The Sun God, also referred to as The Sun, is a minor character from the E.V.O. series.

In 64 Okunen Monogatari, he is referred to as いだいなる
たいよう (Idainaru taiyō) and たいよう (Taiyō).
The former means "The great Sun", while the latter simply translates as the "Sun".

Similar to his dauther Gaia, who is the spirit and personification of Earth, the Sun God is the spirit and personification of the Sun.

Unlike Gaia, though, the Sun God is only seen in his planetary form, his humanoid spirit self is never encountered ingame.

He is currently only known to appear in E.V.O. Search for Eden, though it might be possible, that he is also the god, that is occassionally mentioned in 46 Okunen Monogatari ~The Shinka Ron~.

The Sun God's gender

While in E.V.O. Search for Eden, the Sun God's gender is unknown until Gaia refers to him as male in her own intro by calling him her father, 64 Okunen Monogatari directly adresses him as a male in the intro when he names her.

The latter reference is strangely missing in E.V.O. Search for Eden, despite the translation being rather accurate otherwise.

The Sun God's role

In E.V.O. Search for Eden, the Sun God only appears in his own introduction after booting up the game.

The introduction shows him teaching Gaia about the "Survival of the Fittest" and the protagonist's role shortly after she has been born.
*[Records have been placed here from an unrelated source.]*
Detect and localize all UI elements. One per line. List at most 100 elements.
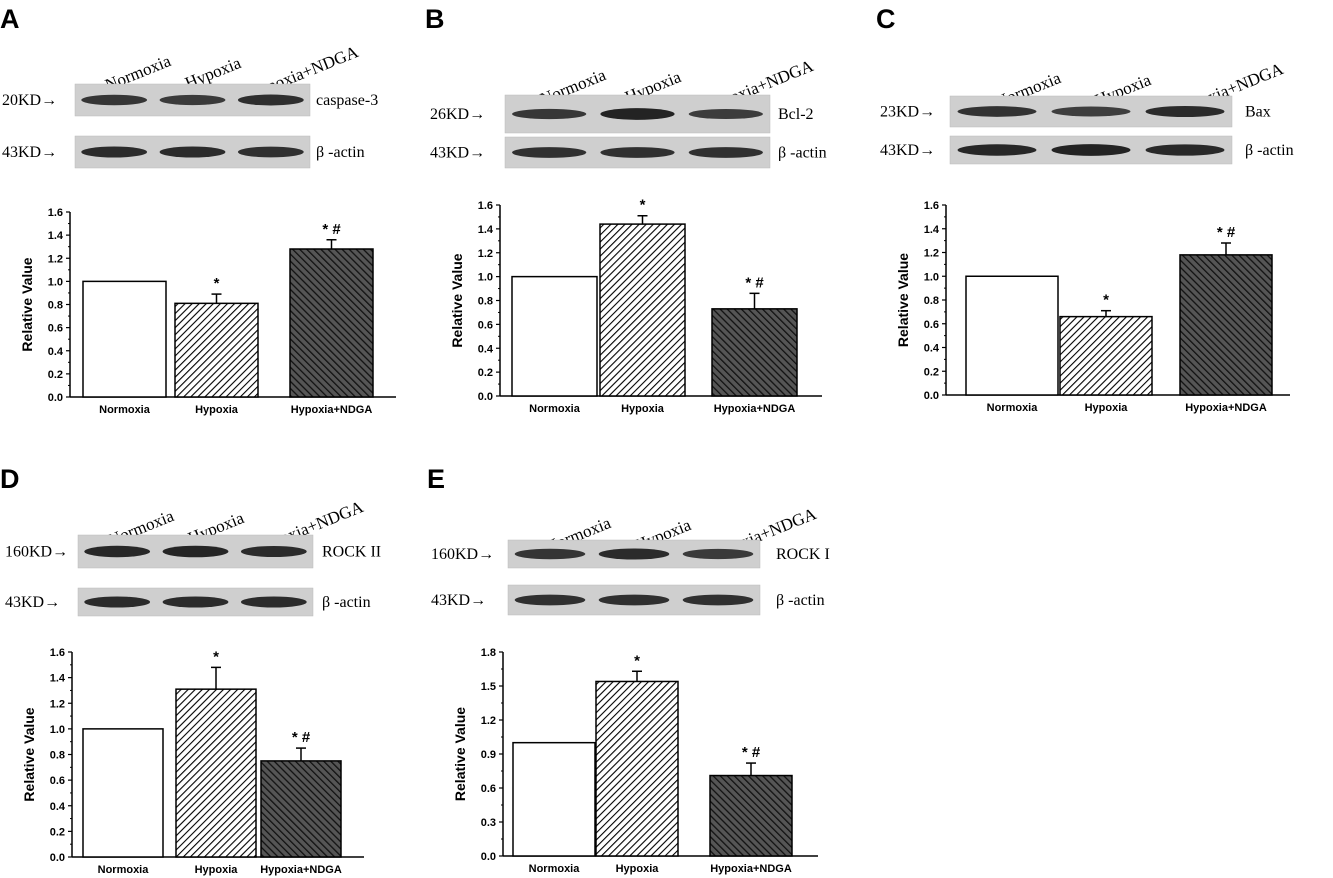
panel-c: C Normoxia Hypoxia Hypoxia+NDGA 23KD→ Bax 43KD… [876,4,1294,414]
y-axis-label: Relative Value [449,253,465,347]
molecular-weight-marker: 43KD→ [5,594,60,611]
blot-band [81,146,148,158]
y-tick-label: 1.6 [924,200,939,212]
blot-band [1051,106,1131,117]
y-axis-label: Relative Value [19,257,35,351]
y-axis-label: Relative Value [895,253,911,347]
molecular-weight-marker: 43KD→ [880,142,935,159]
y-tick-label: 0.4 [478,343,494,355]
y-tick-label: 1.2 [50,698,65,710]
blot-band [512,147,587,158]
blot-band [1051,144,1131,156]
y-tick-label: 1.4 [924,224,940,236]
protein-label: β -actin [316,144,365,161]
y-tick-label: 0.4 [48,346,64,358]
x-category-label: Hypoxia+NDGA [714,403,796,415]
protein-label: β -actin [1245,142,1294,159]
y-tick-label: 1.0 [50,724,65,736]
bar [260,760,342,858]
y-tick-label: 0.9 [481,749,496,761]
protein-label: Bcl-2 [778,106,814,123]
significance-marker: * # [745,274,764,291]
blot-band [162,545,229,558]
protein-label: β -actin [322,594,371,611]
panel-a: A Normoxia Hypoxia Hypoxia+NDGA 20KD→ caspase… [0,4,396,416]
panel-d: D Normoxia Hypoxia Hypoxia+NDGA 160KD→ ROCK I… [0,464,381,876]
blot-band [1145,144,1225,156]
blot-band [957,106,1037,117]
bar [965,275,1059,396]
protein-label: Bax [1245,104,1271,121]
blot-band [688,147,763,158]
y-tick-label: 0.6 [478,319,493,331]
panel-b: B Normoxia Hypoxia Hypoxia+NDGA 26KD→ Bcl-2 43… [425,4,827,415]
x-category-label: Hypoxia [1085,402,1129,414]
bar [82,728,164,858]
y-tick-label: 0.2 [50,826,65,838]
panel-letter: B [425,4,445,34]
x-category-label: Hypoxia+NDGA [291,404,373,416]
significance-marker: * # [1217,224,1236,241]
panel-letter: E [427,464,445,494]
y-tick-label: 1.0 [48,276,63,288]
y-tick-label: 0.6 [924,319,939,331]
blot-band [598,548,670,560]
bar [599,223,686,397]
x-category-label: Normoxia [98,864,150,876]
blot-band [512,108,587,120]
y-tick-label: 0.8 [48,300,63,312]
bar [289,248,374,398]
significance-marker: * # [292,729,311,746]
bar [1059,315,1153,396]
y-tick-label: 1.2 [48,253,63,265]
y-tick-label: 0.0 [48,392,63,404]
y-tick-label: 1.2 [481,715,496,727]
protein-label: β -actin [778,145,827,162]
bar [595,680,679,857]
blot-band [682,548,754,560]
molecular-weight-marker: 26KD→ [430,106,485,123]
bar [174,302,259,398]
blot-band [240,545,307,558]
panel-letter: A [0,4,20,34]
protein-label: ROCK II [322,544,381,561]
panel-letter: C [876,4,896,34]
y-tick-label: 1.4 [50,673,66,685]
blot-band [162,596,229,608]
y-tick-label: 1.4 [48,230,64,242]
blot-band [237,94,304,106]
significance-marker: * [214,275,220,292]
panel-letter: D [0,464,20,494]
y-tick-label: 1.2 [924,248,939,260]
y-tick-label: 1.6 [50,647,65,659]
x-category-label: Hypoxia+NDGA [710,863,792,875]
molecular-weight-marker: 43KD→ [431,592,486,609]
blot-band [600,108,675,120]
blot-band [81,94,148,106]
blot-band [84,545,151,558]
y-tick-label: 0.4 [50,801,66,813]
blot-band [957,144,1037,156]
blot-band [600,147,675,158]
x-category-label: Hypoxia+NDGA [1185,402,1267,414]
blot-band [159,146,226,158]
bar [175,688,257,858]
x-category-label: Normoxia [529,403,581,415]
y-tick-label: 0.2 [478,367,493,379]
blot-band [514,594,586,606]
y-axis-label: Relative Value [452,707,468,801]
significance-marker: * [640,197,646,214]
significance-marker: * # [742,744,761,761]
x-category-label: Hypoxia+NDGA [260,864,342,876]
bar [709,774,793,857]
y-axis-label: Relative Value [21,707,37,801]
y-tick-label: 1.0 [924,271,939,283]
y-tick-label: 0.6 [481,783,496,795]
y-tick-label: 0.3 [481,817,496,829]
y-tick-label: 0.0 [481,851,496,863]
blot-band [1145,105,1225,118]
y-tick-label: 0.6 [50,775,65,787]
y-tick-label: 0.6 [48,323,63,335]
y-tick-label: 0.8 [924,295,939,307]
x-category-label: Normoxia [99,404,151,416]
After this cutscene, the Sun God is never seen again and does not partake in any other actions over the course of the game, but is occassionally mentioned by Gaia, who directly continues to refer to him as her father.

His full cutscene can be viewed in the gallery below.

Gallery (Sun God's introduction)

English version

Japanese version

Notable changes

In the Japanese version of the Sun God's introduction, any creature, that overcomes the ordeal of the survival of the fittest and becomes a god is allowed to become Gaia's partner and meet Gaia and the Sun God in Eden.

In the English version, this was changed, so the protagonist is no longer referred to as a being of ambigious gender, but a male. The original work never states the protagonist's gender.

This later results in quite an oddity when the presumably "male" protagonist can evolve into a female mermaid in one of the final chapter's stages, but also become a male human. As for any other species, the protagonist can be male or female at will. (for example, they can be a lion with or without a mane)

Also, the protagonist no longer becomes a god and they are now the only lifeform chosen as Gaia's partner instead of everyone being capable to become Gaia's partner, if they survive the ordeal.

With the Japanese original's intro, Bolbox's attempt to become Gaia's partner also makes more sense than in the English version, as he now has a reason for it instead of simply being some creature trying to enter Eden without being the chosen one.